The new funding round is timely. Predictive, which spun out of labs at Children’s Hospital Boston, recently began an initial launch of its CertNDx lab test that screens urine samples for molecules that indicate whether or not a patient has bladder cancer. In January, the company enhanced its capacity to conduct these tests with its purchase of Cleveland, OH-based OncoDiagnostic Laboratory. OncoDiagnostic has certified labs for testing cancer biopsies and processing molecular diagnostics like the ones Predictive develops in the Boston area. Predictive also has certified diagnostic labs in Lexington.
“The financing that we’ve now received now gives us the capability, along with the platform we have from [OncoDiagnostic], to really have a very successful growth of the CertNDx bladder cancer test,” says Eugene Chiu, the company’s co-founder and vice president of commercial operations.

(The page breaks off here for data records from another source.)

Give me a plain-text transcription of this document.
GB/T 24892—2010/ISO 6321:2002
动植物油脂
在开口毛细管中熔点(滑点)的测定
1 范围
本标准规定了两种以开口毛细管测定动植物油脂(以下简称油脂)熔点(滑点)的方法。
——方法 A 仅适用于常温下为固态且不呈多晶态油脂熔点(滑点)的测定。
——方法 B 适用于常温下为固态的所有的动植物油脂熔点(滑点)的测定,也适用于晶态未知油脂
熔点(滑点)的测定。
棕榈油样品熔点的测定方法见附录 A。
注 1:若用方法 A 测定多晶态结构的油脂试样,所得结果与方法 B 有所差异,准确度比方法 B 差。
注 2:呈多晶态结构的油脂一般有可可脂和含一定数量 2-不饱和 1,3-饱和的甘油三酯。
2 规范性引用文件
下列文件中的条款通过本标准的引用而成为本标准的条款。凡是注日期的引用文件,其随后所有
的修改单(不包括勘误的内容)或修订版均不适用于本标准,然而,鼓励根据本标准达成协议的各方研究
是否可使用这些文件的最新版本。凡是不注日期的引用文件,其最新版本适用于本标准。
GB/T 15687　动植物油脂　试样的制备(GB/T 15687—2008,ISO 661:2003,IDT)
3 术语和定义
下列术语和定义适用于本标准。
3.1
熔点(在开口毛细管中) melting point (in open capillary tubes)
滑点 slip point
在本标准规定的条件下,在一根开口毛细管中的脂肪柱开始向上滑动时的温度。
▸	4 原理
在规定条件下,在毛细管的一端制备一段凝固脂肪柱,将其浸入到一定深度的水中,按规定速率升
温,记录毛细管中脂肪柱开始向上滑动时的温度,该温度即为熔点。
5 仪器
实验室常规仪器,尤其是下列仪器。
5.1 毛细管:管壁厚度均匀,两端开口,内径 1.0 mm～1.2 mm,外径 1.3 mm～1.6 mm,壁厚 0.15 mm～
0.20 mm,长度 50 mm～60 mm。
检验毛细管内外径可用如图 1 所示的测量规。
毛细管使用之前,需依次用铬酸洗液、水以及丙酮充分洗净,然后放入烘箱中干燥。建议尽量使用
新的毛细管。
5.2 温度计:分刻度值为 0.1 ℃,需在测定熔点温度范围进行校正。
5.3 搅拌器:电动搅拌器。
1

The firm is doing more studies to provide further proof that its bladder cancer test works. But the promise is to offer a precise method of detecting bladder cancer that is way less invasive than standard procedures, which use a scope inserted into the urinary tract and into the bladder to look for cancer. Predictive plans to market its tests for both patients who are suspected of having bladder cancer because, say, there’s blood in their urine, or for people who have previously had bladder cancer and need regular follow-up tests to show whether the cancer has returned.
The potential annual U.S. market for the firm’s bladder cancer test is about $1 billion, Chiu says. This is based on the firm’s estimates that there are about 2.5 million cases in which the tests could be given per year, and each of those tests would cost between $300 and $400—depending on reimbursement rates. Clearly, two key drivers for the success of the product will be the firm’s ability to get urologists to adopt the test and health insurers to pay the price the firm wants to get for it.
In an early piece on Predictive, Xconomy wrote about how health insurers may be willing to pay a premium for accurate like Predictive’s because it could ultimately reduce overall healthcare costs. For one, the firm’s test would reduce the number of procedures where doctors insert a scope into the bladder to hunt for tumors. Its technology might also be used to diagnose prostate cancer and other tumors that shed molecular evidence into urine.
Predictive had the diagnostic labs, and now has the funding, to market its cancer tests. The next important part of the business equation is lots of customers.